Ik neem een slokje wijn, kijk hoe de ober de voorgerechten neerzet en kan de vragen die bij me opkomen maar met moeite onderdrukken.
“Ik weet nog niet of Fred meegaat.” Hanna leunt naar achteren en slaat haar armen over elkaar.
“Dat verbaast me niets.”Viv giechelt.
“Nee, daar gaat het niet om,” verdedigt Hanna zich. “Hij wilde er echt bij zijn, maar moet in het weekend verhuizen.” Ze trekt een gezicht.
“Zo snel?” laat ik me ontvallen. “Je zei daarnet nog dat hij een woning gaat zoeken. Wanneer hebben jullie die beslissing genomen?”
“Drie weken geleden of zo,” antwoordt ze zenuwachtig. “Heb jij eigenlijk geen nieuws?”
“Weer een verandering van onderwerp?” lach ik.
“Ja, alsjeblieft. Dit bederft mijn humeur. Nu naar jou!”
“Ach, er is niet zo veel te vertellen,” zeg ik ontwijkend.
“Eva, doe niet zo. Ik weet dat Tom vorige week teruggekomen is, en hij heeft vast en zeker contact met je opgenomen.”
“Wat? Vorige week al?” roep ik harder dan ik wil.
“Sst, niet iedereen hoeft het te horen. Hij is vrijdagavond geland, was gisteren, maandag dus, op de redactie en wilde met me over nieuwe projecten praten. Hij wil de komende weken hier werken en weigert opdrachten in het buitenland aan te nemen. Bovendien heeft hij gevraagd hoe het met jou gaat,” besluit Hanna veelbetekenend.
“Heeft hij nog geen contact met je opgenomen?” wil Viv weten.
“Jawel. Vandaag. Daarstraks, om precies te zijn. Een kort mailtje. Ik ben behoorlijk pissig.”
“Wat heeft hij geschreven?”
“Niets bijzonders. Hij wil me zien, verlangt ineens naar me en wil over zijn reis vertellen.”
“Ja, en?” vraagt Viv door.
“Niets, ja en,” antwoord ik kortaf terwijl ik mijn sashimi in de sojasaus doop.

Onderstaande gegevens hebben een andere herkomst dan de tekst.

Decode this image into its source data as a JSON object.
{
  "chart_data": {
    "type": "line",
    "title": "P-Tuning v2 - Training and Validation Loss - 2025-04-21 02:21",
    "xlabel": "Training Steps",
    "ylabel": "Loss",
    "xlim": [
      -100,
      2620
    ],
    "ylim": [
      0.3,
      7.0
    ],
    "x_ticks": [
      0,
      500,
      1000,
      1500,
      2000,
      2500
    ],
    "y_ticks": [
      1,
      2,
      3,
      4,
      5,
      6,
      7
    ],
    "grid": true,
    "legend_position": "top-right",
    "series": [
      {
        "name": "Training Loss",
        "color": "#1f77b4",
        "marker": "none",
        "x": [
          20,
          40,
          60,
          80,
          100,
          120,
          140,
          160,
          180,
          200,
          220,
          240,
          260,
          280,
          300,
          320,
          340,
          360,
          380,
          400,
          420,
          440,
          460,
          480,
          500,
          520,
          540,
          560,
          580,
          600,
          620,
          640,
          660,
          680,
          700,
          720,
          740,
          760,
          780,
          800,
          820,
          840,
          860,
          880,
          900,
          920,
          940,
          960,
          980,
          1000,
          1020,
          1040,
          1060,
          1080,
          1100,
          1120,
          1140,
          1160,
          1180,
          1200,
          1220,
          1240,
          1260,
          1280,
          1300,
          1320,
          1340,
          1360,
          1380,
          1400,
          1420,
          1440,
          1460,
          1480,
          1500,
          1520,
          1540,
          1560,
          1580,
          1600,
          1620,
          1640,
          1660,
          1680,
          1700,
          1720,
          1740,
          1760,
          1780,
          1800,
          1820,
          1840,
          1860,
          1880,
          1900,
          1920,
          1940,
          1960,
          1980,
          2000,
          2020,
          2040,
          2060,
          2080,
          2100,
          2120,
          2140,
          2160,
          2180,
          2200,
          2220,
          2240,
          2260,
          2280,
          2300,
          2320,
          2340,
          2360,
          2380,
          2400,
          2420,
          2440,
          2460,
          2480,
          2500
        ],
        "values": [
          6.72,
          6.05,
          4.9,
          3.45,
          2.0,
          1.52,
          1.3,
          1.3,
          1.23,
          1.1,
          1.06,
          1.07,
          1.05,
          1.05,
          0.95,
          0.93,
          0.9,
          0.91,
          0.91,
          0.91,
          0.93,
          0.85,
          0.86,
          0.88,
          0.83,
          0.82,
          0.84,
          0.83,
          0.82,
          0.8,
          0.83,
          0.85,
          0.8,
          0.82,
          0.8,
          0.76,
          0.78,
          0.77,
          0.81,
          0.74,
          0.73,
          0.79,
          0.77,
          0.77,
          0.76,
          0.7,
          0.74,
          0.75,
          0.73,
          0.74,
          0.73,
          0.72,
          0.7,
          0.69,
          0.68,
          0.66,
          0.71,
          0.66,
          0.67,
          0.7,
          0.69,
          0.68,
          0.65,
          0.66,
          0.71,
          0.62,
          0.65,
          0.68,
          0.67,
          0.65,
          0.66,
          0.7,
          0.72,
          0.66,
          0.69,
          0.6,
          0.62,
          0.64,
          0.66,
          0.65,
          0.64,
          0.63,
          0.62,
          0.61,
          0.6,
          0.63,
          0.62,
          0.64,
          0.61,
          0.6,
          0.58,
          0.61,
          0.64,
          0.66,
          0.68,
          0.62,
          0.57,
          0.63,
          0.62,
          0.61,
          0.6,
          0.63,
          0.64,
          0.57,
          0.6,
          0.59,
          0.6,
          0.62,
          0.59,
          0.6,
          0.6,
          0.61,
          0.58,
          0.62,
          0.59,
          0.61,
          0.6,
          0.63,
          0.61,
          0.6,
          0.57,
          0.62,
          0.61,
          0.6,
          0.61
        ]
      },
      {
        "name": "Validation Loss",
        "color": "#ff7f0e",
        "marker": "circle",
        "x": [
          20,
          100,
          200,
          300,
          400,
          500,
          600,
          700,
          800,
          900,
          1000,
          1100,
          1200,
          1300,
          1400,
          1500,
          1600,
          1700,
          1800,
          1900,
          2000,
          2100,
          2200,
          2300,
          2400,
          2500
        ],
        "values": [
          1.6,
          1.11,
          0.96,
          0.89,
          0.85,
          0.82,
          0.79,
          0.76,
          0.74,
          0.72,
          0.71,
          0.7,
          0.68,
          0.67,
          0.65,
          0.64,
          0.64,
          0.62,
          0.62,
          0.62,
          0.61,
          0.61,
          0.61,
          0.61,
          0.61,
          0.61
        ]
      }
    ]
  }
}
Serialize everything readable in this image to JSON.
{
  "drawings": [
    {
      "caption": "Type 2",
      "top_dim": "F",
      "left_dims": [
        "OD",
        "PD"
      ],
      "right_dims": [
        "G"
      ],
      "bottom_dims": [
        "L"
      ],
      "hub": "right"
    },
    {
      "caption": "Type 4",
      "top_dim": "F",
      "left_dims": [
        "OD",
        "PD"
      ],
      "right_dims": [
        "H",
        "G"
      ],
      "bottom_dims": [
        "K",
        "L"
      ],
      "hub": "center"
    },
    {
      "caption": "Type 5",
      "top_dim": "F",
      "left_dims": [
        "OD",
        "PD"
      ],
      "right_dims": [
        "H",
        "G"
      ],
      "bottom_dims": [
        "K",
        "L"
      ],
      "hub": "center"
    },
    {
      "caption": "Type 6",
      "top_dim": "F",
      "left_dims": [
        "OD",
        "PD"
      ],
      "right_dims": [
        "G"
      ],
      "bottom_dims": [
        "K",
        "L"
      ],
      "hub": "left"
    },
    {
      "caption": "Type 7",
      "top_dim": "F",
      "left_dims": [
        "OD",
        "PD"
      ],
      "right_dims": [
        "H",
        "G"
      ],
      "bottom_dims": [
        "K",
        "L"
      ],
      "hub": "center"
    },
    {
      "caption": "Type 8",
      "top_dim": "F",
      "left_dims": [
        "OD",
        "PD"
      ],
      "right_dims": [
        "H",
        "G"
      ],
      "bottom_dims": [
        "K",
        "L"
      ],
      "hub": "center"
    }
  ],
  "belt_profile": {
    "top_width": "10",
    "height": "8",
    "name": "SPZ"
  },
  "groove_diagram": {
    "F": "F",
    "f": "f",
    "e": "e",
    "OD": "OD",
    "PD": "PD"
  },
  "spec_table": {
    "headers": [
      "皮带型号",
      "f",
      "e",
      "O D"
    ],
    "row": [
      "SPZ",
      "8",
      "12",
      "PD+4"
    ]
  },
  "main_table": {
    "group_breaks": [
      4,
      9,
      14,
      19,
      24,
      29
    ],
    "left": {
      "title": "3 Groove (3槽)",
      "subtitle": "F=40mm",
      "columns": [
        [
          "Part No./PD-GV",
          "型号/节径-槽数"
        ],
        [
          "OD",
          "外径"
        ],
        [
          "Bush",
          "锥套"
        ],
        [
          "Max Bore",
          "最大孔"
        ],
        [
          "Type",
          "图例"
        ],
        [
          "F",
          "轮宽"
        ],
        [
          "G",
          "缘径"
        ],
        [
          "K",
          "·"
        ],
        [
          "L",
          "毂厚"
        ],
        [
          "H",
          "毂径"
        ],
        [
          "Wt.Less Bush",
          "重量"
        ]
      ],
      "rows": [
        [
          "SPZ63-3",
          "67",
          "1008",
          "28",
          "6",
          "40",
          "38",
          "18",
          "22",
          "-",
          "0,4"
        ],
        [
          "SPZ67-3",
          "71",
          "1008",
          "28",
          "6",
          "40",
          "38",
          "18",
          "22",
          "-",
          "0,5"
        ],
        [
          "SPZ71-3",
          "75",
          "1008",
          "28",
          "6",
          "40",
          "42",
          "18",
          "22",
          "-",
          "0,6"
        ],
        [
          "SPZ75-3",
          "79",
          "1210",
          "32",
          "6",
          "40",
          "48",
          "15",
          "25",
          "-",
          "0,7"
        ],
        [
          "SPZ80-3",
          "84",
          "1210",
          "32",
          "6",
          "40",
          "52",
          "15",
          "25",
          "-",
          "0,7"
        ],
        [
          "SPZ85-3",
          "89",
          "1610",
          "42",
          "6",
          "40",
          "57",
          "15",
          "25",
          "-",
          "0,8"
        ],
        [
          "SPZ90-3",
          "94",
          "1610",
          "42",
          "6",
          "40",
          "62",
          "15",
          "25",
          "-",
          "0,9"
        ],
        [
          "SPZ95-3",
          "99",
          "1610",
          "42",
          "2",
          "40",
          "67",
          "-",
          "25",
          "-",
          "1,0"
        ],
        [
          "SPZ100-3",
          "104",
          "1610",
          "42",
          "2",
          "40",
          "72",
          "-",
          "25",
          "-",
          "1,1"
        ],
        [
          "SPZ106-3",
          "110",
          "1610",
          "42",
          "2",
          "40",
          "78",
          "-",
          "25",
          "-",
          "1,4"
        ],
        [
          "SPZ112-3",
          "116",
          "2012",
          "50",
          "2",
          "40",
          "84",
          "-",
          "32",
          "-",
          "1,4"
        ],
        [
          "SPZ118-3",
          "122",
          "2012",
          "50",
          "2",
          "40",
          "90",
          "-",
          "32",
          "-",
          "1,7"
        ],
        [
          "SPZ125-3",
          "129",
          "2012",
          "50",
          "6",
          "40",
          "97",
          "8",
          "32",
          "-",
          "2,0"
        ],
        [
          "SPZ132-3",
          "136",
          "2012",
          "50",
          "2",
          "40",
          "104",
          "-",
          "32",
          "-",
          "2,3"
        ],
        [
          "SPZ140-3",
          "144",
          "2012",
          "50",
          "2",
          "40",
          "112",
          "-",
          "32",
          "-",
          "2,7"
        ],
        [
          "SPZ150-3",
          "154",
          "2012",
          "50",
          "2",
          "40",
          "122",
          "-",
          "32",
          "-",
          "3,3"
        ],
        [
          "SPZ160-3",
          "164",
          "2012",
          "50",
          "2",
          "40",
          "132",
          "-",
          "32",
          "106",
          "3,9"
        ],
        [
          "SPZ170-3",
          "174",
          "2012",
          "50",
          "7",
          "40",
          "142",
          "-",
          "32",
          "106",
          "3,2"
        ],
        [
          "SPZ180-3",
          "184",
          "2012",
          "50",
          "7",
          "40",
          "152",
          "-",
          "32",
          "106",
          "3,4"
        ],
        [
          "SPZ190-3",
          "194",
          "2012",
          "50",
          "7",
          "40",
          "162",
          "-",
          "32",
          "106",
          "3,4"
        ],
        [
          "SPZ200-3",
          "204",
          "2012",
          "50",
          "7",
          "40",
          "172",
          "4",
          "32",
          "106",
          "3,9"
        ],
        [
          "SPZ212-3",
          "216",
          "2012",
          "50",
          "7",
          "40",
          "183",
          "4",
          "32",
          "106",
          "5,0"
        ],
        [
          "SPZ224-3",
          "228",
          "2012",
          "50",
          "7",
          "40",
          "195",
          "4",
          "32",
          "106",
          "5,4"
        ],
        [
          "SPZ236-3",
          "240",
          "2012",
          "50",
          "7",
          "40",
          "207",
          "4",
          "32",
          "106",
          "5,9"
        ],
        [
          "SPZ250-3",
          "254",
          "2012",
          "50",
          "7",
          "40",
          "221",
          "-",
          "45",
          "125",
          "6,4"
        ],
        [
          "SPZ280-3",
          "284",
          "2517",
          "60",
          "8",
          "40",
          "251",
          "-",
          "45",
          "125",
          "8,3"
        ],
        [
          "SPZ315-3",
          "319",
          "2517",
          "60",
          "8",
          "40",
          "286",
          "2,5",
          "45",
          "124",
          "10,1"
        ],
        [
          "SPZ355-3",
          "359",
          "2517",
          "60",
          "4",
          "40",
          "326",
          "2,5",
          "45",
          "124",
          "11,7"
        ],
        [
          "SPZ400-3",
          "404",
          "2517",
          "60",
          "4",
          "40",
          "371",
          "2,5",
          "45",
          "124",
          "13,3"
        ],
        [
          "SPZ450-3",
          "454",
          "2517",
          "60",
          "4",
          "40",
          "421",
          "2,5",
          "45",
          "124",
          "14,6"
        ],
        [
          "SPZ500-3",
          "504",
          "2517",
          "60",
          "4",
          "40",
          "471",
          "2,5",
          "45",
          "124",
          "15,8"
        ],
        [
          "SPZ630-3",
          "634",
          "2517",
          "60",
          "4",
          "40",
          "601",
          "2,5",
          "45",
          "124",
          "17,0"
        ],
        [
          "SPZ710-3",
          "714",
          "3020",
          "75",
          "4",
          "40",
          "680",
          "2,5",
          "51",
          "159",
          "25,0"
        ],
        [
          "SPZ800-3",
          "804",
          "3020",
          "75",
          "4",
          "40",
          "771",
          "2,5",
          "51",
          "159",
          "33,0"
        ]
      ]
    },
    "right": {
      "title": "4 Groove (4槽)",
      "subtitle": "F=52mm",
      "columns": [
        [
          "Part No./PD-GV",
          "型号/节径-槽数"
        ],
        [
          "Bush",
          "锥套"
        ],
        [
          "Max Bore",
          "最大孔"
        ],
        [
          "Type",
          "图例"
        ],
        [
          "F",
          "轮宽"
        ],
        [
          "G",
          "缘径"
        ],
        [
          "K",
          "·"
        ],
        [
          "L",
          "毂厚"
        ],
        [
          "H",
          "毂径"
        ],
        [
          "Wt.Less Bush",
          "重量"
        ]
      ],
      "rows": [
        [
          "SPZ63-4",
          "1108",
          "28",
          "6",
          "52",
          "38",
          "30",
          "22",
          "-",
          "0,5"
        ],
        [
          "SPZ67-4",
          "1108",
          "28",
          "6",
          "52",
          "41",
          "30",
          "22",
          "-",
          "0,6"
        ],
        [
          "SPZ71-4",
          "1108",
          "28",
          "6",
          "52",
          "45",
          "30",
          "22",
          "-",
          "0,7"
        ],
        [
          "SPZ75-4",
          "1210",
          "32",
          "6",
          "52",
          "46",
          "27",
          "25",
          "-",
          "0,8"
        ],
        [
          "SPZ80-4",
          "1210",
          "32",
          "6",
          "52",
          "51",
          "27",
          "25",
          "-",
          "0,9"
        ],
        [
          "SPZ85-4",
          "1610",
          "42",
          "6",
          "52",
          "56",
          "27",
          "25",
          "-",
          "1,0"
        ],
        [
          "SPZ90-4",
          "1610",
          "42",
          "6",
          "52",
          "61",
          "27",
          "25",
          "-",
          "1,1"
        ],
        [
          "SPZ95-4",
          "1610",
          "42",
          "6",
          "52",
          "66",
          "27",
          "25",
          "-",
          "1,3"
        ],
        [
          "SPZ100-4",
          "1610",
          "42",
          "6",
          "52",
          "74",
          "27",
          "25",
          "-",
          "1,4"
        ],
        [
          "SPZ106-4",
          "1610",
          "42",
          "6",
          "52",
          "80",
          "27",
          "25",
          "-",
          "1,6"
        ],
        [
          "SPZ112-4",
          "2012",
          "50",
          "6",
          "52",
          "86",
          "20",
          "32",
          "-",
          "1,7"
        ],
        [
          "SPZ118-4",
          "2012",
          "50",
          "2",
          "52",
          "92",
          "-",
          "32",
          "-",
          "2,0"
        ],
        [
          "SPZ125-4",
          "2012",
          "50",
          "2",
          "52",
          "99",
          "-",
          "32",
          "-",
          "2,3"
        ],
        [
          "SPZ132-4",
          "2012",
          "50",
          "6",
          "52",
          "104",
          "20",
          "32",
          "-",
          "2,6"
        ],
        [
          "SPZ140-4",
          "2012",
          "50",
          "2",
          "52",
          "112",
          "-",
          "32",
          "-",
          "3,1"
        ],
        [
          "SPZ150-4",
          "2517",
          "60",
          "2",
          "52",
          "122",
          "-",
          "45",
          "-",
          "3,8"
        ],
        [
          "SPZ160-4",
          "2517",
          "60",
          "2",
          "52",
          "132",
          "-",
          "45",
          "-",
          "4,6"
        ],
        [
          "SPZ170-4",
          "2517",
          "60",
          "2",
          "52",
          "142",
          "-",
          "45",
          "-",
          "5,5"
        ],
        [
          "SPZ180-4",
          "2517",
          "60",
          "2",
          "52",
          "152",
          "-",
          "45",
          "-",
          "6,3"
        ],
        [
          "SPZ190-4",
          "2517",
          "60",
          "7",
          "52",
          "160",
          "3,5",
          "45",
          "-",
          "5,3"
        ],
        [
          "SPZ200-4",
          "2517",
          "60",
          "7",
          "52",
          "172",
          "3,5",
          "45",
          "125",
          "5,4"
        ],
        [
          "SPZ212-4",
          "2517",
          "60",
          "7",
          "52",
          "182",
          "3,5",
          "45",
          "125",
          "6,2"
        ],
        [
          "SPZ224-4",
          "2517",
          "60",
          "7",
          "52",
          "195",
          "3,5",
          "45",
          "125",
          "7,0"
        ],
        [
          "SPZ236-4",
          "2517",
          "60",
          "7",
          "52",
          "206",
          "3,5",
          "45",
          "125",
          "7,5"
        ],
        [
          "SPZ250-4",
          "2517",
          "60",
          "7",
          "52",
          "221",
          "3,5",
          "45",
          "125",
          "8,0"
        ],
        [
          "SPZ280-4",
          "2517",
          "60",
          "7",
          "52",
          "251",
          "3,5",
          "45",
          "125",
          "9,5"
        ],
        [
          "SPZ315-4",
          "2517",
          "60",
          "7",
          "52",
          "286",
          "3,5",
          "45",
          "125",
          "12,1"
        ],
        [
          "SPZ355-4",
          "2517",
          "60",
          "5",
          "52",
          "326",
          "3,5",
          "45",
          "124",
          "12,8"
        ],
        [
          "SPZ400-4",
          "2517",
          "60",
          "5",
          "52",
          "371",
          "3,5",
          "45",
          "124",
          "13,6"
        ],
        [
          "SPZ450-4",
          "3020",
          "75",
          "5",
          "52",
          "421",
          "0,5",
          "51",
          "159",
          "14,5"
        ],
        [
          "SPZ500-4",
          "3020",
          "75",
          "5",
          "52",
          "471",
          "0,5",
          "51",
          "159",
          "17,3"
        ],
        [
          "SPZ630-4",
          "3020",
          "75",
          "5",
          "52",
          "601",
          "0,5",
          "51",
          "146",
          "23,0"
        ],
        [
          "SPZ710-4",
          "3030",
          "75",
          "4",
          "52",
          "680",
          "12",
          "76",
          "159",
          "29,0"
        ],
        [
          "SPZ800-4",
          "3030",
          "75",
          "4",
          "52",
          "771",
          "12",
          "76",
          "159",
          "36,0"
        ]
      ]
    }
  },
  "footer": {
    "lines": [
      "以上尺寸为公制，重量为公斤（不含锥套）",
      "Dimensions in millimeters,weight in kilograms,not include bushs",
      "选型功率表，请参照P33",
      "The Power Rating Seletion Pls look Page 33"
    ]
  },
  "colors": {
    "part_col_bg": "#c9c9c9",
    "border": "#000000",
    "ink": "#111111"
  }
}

“Heb je al geantwoord?” vraagt ze verder.
“Gelukkig niet en dat ga ik voorlopig ook beslist niet doen,” sis ik zachtjes terug.
“Eva, zo is Tom. Hij denkt er niet bij na. Tom is een vrije globetrotter. Dat hij nu een tijdlang niet weg wil, heeft waarschijnlijk iets te betekenen.”
“Nou, geweldig, en wat dan? Ik dacht dat dat gedoe met hem achter de rug was. Dirk en ik groeien net weer naar elkaar toe en nu meldt meneer zich weer, bazelt iets over verlangen en brengt me compleet in verwarring!” zeg ik boos. “Rotkerels!” Ik drink mijn glas wijn in één teug leeg. “Wat moet ik daar nu mee?” praat ik verder terwijl ik mijn glas weer volschenk.
“Je moet met hem praten, anders kunnen jullie niet meer samenwerken en dat zou een ramp zijn…voor mij,” zegt Hanna.
“Doe niet zo verdomd egoïstisch,” wijst Viv haar terecht.
“Jij hebt gemakkelijk praten, die twee zijn de beste combinatie die je je kunt voorstellen,” bijt ze van zich af.
“Hallo! Ik ben je vriendin en niet de een of andere journaliste die je naar believen kunt inschakelen,” klaag ik.